Grid-Stamping on a Polygon Model for Implementing Arbitrary-Shaped Boundary Conditions in a Moving Particle Semi-Implicit Method

Abstract

This study proposes a new wall boundary condition for the grid-stamping on a polygon (G-StoP) model, which enables a simpler and more efficient handling of boundary surfaces of arbitrarily complex-shaped bodies represented using polygons (or meshes). For example, computer-aided design surface data can be used to analyze flow using a particle-based fluid-solver moving particle semi-implicit method. For coupling simulations of fluid–multibody dynamics, the Pusan-National-University-modified MPS method is improved, and the coupling analysis is performed using RecurDyn, a commercial software package for multibody (or flexible multibody) dynamics.
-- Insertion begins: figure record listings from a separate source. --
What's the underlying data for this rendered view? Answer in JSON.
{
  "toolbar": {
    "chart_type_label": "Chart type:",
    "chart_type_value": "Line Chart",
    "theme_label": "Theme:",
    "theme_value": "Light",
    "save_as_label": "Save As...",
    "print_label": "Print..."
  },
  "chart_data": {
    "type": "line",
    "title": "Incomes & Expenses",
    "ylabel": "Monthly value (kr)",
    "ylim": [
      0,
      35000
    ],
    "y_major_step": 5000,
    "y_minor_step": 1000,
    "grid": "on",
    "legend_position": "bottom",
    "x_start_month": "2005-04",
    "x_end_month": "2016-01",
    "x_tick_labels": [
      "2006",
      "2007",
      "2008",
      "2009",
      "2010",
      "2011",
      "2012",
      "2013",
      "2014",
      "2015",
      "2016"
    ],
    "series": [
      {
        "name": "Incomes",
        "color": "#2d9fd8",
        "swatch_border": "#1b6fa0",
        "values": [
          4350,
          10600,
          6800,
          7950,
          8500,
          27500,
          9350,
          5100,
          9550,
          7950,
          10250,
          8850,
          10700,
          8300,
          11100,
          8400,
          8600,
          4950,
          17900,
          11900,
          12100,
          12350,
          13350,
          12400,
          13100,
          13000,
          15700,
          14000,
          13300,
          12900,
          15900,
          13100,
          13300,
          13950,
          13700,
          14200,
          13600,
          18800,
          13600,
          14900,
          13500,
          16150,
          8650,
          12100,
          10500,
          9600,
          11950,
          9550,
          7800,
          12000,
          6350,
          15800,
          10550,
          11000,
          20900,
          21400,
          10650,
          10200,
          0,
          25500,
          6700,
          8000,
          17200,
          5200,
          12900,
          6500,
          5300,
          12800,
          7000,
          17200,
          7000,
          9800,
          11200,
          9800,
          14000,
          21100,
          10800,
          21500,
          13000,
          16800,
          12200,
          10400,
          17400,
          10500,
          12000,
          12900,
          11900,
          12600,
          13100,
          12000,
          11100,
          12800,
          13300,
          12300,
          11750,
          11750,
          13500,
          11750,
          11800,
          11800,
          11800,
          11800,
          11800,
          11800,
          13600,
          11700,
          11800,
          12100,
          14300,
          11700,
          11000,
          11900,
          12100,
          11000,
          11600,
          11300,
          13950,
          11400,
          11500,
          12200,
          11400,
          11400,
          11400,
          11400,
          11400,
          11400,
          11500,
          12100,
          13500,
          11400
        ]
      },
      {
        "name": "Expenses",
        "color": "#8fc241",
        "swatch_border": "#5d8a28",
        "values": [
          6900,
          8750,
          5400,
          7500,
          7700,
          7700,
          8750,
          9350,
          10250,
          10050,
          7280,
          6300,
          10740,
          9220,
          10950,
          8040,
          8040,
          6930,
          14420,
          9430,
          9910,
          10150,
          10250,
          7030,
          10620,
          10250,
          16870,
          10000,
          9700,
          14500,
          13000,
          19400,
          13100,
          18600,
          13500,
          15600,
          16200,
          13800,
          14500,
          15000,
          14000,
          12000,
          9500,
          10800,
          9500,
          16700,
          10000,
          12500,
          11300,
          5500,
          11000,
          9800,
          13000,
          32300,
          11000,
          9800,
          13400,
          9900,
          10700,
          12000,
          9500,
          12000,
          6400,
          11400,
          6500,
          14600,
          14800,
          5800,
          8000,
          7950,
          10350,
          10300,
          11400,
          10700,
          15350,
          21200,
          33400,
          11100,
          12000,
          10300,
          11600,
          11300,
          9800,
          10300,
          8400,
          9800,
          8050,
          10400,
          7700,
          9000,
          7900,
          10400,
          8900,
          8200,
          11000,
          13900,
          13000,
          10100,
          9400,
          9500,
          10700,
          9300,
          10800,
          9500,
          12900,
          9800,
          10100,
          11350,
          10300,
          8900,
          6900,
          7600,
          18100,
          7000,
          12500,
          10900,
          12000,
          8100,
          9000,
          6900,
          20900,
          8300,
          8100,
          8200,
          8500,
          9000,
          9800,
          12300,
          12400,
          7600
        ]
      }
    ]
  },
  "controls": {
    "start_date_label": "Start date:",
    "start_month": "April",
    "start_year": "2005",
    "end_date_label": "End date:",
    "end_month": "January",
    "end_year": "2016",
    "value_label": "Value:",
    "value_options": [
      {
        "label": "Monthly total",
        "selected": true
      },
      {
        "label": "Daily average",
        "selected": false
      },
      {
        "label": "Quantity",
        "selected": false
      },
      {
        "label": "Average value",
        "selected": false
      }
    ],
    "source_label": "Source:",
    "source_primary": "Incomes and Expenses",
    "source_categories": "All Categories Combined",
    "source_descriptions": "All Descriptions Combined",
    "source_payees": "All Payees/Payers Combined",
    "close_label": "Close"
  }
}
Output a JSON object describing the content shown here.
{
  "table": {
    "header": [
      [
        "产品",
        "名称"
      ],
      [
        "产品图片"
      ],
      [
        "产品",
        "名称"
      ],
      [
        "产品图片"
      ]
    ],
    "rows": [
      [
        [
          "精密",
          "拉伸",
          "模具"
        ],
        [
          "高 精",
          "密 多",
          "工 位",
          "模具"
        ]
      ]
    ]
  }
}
To confirm the applicability of the developed G-StoP model, hydrostatic pressure simulations are conducted in a rectangular tank at various corner angles. Then, the hydrostatic pressure results are compared with previously proposed polygonal wall boundary model results and theoretical solutions. That is, in the case with a corner angle of 30°, it was confirmed that the relative error to the experiment of the polygon model was 11.3%, while that of the G-StoP model was 1.3%. This demonstrates that the proposed G-StoP model is exceptional for numerical stability and robustness even when it is difficult to secure information on neighboring particles as the corner angle of the object becomes small. In addition, the G-StoP model was applied to dam breaking, subaerial landslide tsunami, and wine sloshing problems, and its accuracy and applicability were tested through comparison with experimental and other simulation results. As a result, it was shown that the present simulation results were much closer to the experiments than other simulations.